Tuesday 21 September 2010

Aberfoyle

The Trossachs town of Aberfoyle is best known as the parish of Robert Kirk, author of the Faery Commonwealth. In 1692, Kirk's body was found on Doon Hill, the sinister wooded mound that looms to the south of the town, where he was in the habit of taking his daily walk. His grave can still be seen in Aberfoyle's old church-yard but legend persists that the body interred was that of a changeling: the real Kirk was abducted by fairies* and forced into servitude as a punishment for disclosing their secrets. In 1763, local witch, Margaret Stewart, predicted that, "the hill will open and Kirk will emerge, but woe betide all who encounter him!"

The natural apprehension with which the people of Aberfoyle have awaited their minister's return might explain their occasional hostility toward visitors. In 1986, Brian McVicar, a thirty year old Glaswegian en route to a 'Vicars and Tarts' party, stopped to ask for directions. Locals, incensed by the unexpected appearance of a puritan in their midst, pursued Brian along the town's main street, where he sought sanctuary in the Woollen Mill. Staff, initially sympathetic, locked the doors against the mob but panicked when apprised of the fugitive's suspected identity. Brian was forced to barricade himself inside the store's toilet from where he was eventually rescued by police summoned from Stirling by concerned tourists.
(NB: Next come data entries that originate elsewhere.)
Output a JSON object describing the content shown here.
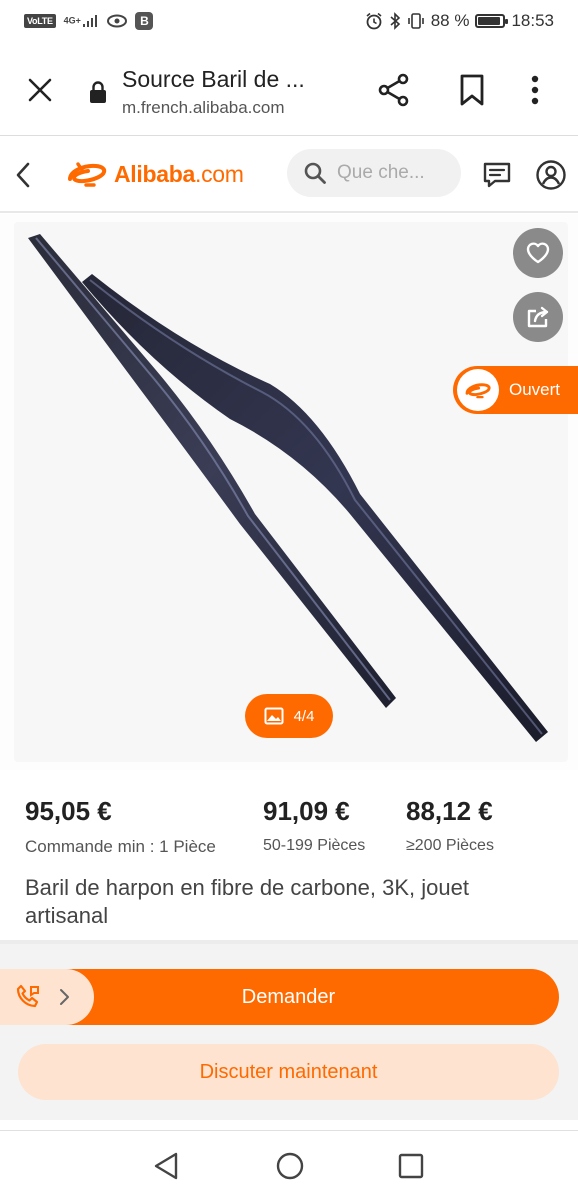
{
  "status_bar": {
    "volte": "VoLTE",
    "network": "4G+",
    "badge": "B",
    "battery_text": "88 %",
    "battery_level": 0.88,
    "time": "18:53"
  },
  "browser": {
    "page_title": "Source Baril de ...",
    "url": "m.french.alibaba.com"
  },
  "header": {
    "logo_brand": "Alibaba",
    "logo_tld": ".com",
    "search_placeholder": "Que che..."
  },
  "gallery": {
    "counter": "4/4",
    "supplier_status": "Ouvert"
  },
  "prices": [
    {
      "price": "95,05 €",
      "quantity": "Commande min : 1 Pièce"
    },
    {
      "price": "91,09 €",
      "quantity": "50-199 Pièces"
    },
    {
      "price": "88,12 €",
      "quantity": "≥200 Pièces"
    }
  ],
  "product": {
    "title": "Baril de harpon en fibre de carbone, 3K, jouet artisanal"
  },
  "actions": {
    "demander": "Demander",
    "chat": "Discuter maintenant"
  },
  "colors": {
    "accent": "#ff6a00",
    "accent_light": "#fde3d0",
    "fab_gray": "#8a8a8a"
  },
  "icons": {
    "close": "close-icon",
    "lock": "lock-icon",
    "share": "share-icon",
    "bookmark": "bookmark-icon",
    "menu": "more-vert-icon",
    "back": "chevron-left-icon",
    "search": "search-icon",
    "messages": "message-icon",
    "account": "user-icon",
    "favorite": "heart-icon",
    "share_product": "share-out-icon",
    "image": "image-icon",
    "phone": "phone-icon"
  }
}
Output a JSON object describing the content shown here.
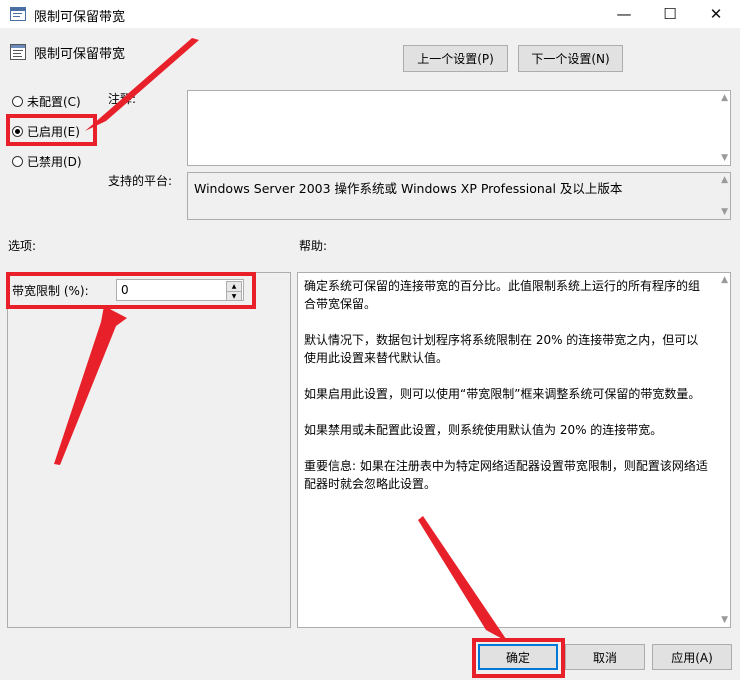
{
  "window": {
    "title": "限制可保留带宽",
    "controls": {
      "minimize": "—",
      "maximize": "☐",
      "close": "✕"
    }
  },
  "header": {
    "policy_name": "限制可保留带宽",
    "prev_button": "上一个设置(P)",
    "next_button": "下一个设置(N)"
  },
  "state_options": [
    {
      "label": "未配置(C)",
      "selected": false
    },
    {
      "label": "已启用(E)",
      "selected": true
    },
    {
      "label": "已禁用(D)",
      "selected": false
    }
  ],
  "comment": {
    "label": "注释:",
    "value": ""
  },
  "platform": {
    "label": "支持的平台:",
    "value": "Windows Server 2003 操作系统或 Windows XP Professional 及以上版本"
  },
  "options": {
    "label": "选项:",
    "bandwidth_label": "带宽限制 (%):",
    "bandwidth_value": "0"
  },
  "help": {
    "label": "帮助:",
    "paragraphs": [
      "确定系统可保留的连接带宽的百分比。此值限制系统上运行的所有程序的组合带宽保留。",
      "默认情况下，数据包计划程序将系统限制在 20% 的连接带宽之内，但可以使用此设置来替代默认值。",
      "如果启用此设置，则可以使用“带宽限制”框来调整系统可保留的带宽数量。",
      "如果禁用或未配置此设置，则系统使用默认值为 20% 的连接带宽。",
      "重要信息: 如果在注册表中为特定网络适配器设置带宽限制，则配置该网络适配器时就会忽略此设置。"
    ]
  },
  "footer": {
    "ok": "确定",
    "cancel": "取消",
    "apply": "应用(A)"
  },
  "colors": {
    "annotation": "#e8202a",
    "focus": "#0078d7"
  }
}
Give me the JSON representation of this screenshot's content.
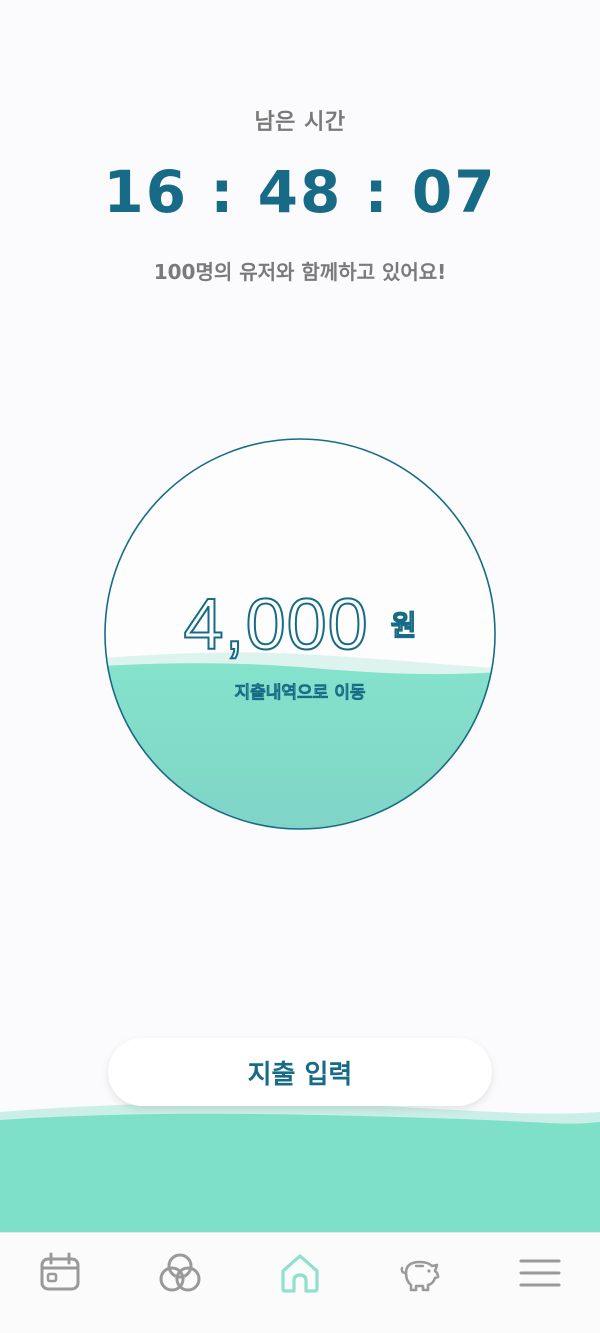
{
  "timer": {
    "label": "남은 시간",
    "value": "16 : 48 : 07",
    "users_line": "100명의 유저와 함께하고 있어요!"
  },
  "spending": {
    "amount": "4,000",
    "unit": "원",
    "link_label": "지출내역으로 이동",
    "fill_level": 0.44
  },
  "action": {
    "label": "지출 입력"
  },
  "nav": {
    "items": [
      {
        "icon": "calendar-icon",
        "active": false
      },
      {
        "icon": "venn-circles-icon",
        "active": false
      },
      {
        "icon": "home-icon",
        "active": true
      },
      {
        "icon": "piggy-bank-icon",
        "active": false
      },
      {
        "icon": "menu-icon",
        "active": false
      }
    ]
  },
  "colors": {
    "accent": "#176b86",
    "wave": "#7ee0c7",
    "inactive_icon": "#9a9a9a",
    "active_icon": "#8fe0cd"
  }
}
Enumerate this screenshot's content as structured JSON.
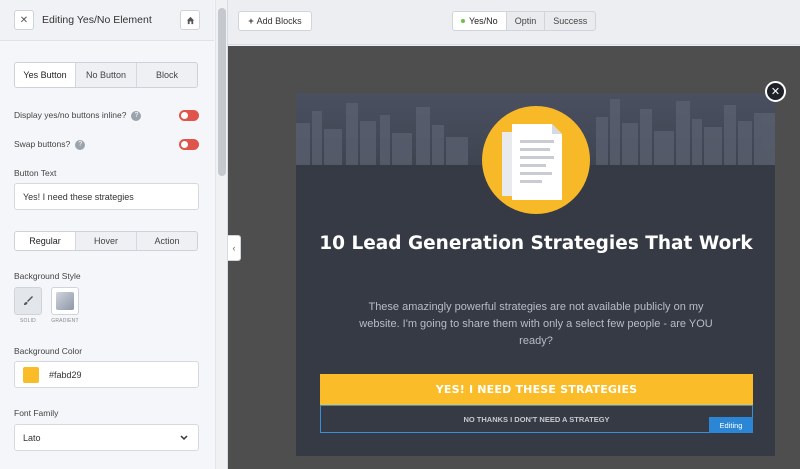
{
  "sidebar": {
    "title": "Editing Yes/No Element",
    "tabs": [
      {
        "label": "Yes Button",
        "active": true
      },
      {
        "label": "No Button",
        "active": false
      },
      {
        "label": "Block",
        "active": false
      }
    ],
    "inline_label": "Display yes/no buttons inline?",
    "swap_label": "Swap buttons?",
    "button_text_label": "Button Text",
    "button_text_value": "Yes! I need these strategies",
    "state_tabs": [
      {
        "label": "Regular",
        "active": true
      },
      {
        "label": "Hover",
        "active": false
      },
      {
        "label": "Action",
        "active": false
      }
    ],
    "bg_style_label": "Background Style",
    "bg_style_options": [
      "SOLID",
      "GRADIENT"
    ],
    "bg_color_label": "Background Color",
    "bg_color_value": "#fabd29",
    "font_family_label": "Font Family",
    "font_family_value": "Lato"
  },
  "topbar": {
    "add_blocks_label": "Add Blocks",
    "views": [
      {
        "label": "Yes/No",
        "active": true
      },
      {
        "label": "Optin",
        "active": false
      },
      {
        "label": "Success",
        "active": false
      }
    ]
  },
  "popup": {
    "headline": "10 Lead Generation Strategies That Work",
    "subtext": "These amazingly powerful strategies are not available publicly on my website. I'm going to share them with only a select few people - are YOU ready?",
    "yes_button": "YES! I NEED THESE STRATEGIES",
    "no_button": "NO THANKS I DON'T NEED A STRATEGY",
    "editing_badge": "Editing"
  },
  "colors": {
    "accent": "#fabd29",
    "toggle_off": "#e0554b",
    "editing_blue": "#2b86d6",
    "popup_bg": "#363a45"
  }
}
*Scottish fairies, malign and equipped with a low cunning, were known for switching human children for their own dotards. These "changelings", wizened and ill-tempered, could be identified by their disproportionately large teeth and a talent for dancing. Parents who suspected they had inherited a changeling were encouraged to leave the child on a mountainside or throw him into the nearest river. For generations, unprepossessing children in rural Scotland .risked being denounced as "fairies" by their relatives and abandoned to the elements.